Kevin has worked in South Korea, Afghanistan, Nigeria and London quantitively and qualitively analyzing security issues; including strategic communication, terrorism, drivers of conflict and insurgency, and economic development. Since graduating with distinction in MSc Security Studies from University College London, he has worked with leading research organizations, such as Transparency International and worked in the risk advisory industry covering political and security risks in Africa and South East Asia.

He is currently enjoying the security and development challenges in Kano, Northern Nigeria as a consultant working with Adam Smith International implementing a DFID project to improve the livelihoods of the population.

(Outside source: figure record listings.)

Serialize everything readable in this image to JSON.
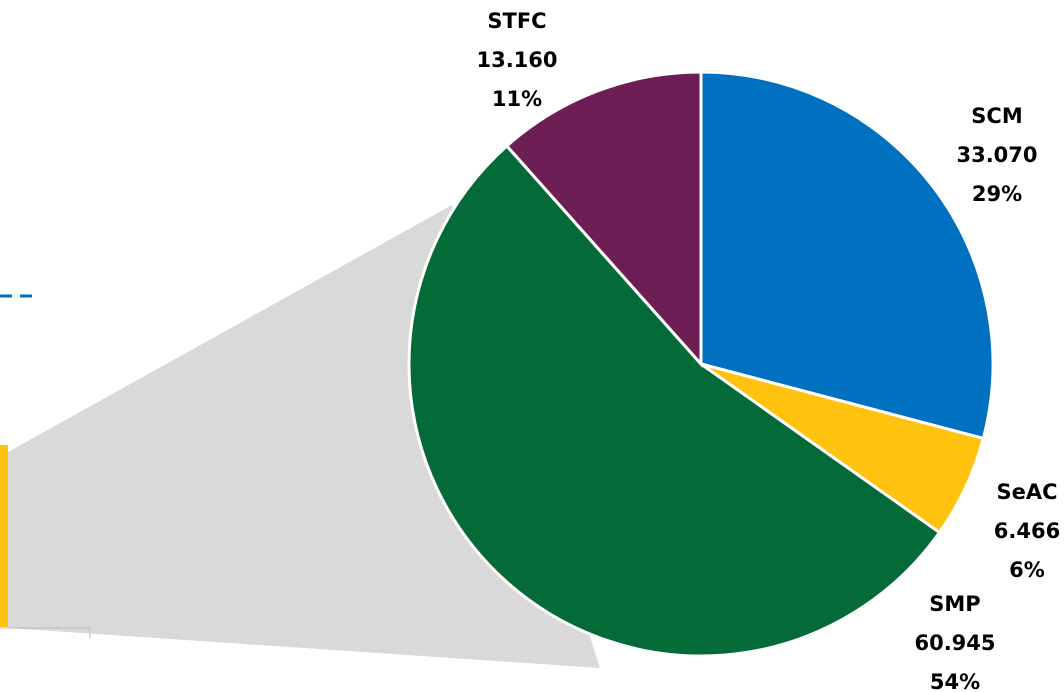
{
  "chart_data": {
    "type": "pie",
    "categories": [
      "SCM",
      "SeAC",
      "SMP",
      "STFC"
    ],
    "values": [
      33.07,
      6.466,
      60.945,
      13.16
    ],
    "value_labels": [
      "33.070",
      "6.466",
      "60.945",
      "13.160"
    ],
    "percent_values": [
      29,
      6,
      54,
      11
    ],
    "percent_labels": [
      "29%",
      "6%",
      "54%",
      "11%"
    ],
    "colors": [
      "#0070c0",
      "#ffc20e",
      "#046a38",
      "#6d1e55"
    ]
  }
}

Kevin has worked professionally on a number of databases including the International War Mapping database at UCL and Terrorism Tracker for the Risk Advisory Group, and was extremely grateful to bring his experience to the North Korean Leadership Tracker.

Boris Bakhalov
Tableau Developer

Boris has over sixteen years of experience in data analysis across a variety of industries and roles. Prior to moving to Canada, Boris worked as a Head
of local office (Belarus) for IMS Health and lead data collection and analysis from panel of pharmacies and hospitals.  Since 2008 as a professional Tableau Designer, Boris is working on number of projects for retail, transportation and logistics, finance and non-profit.Boris is a professional Tableau developer based in Toronto, Canada. Check his LinkedIn account here. 

Jaesung Ryu
Translation and Analysis 

Jaesung Ryu is a MPIA graduate of the School of International Relations and Pacific Studies (IR/PS) at UCSD. There, he concentrated on international politics and public policy with a regional focus on Korea. He received his B.A. in economics and College of Social Studies from Wesleyan University. As a South Korean national, he completed his military service by serving as a translation officer for a South Korean military intelligence agency, gaining first-hand experience in security policy, intelligence cooperation and counterintelligence activities. His research interest is primarily focused on inter-Korean relations and the political economy of North Korea.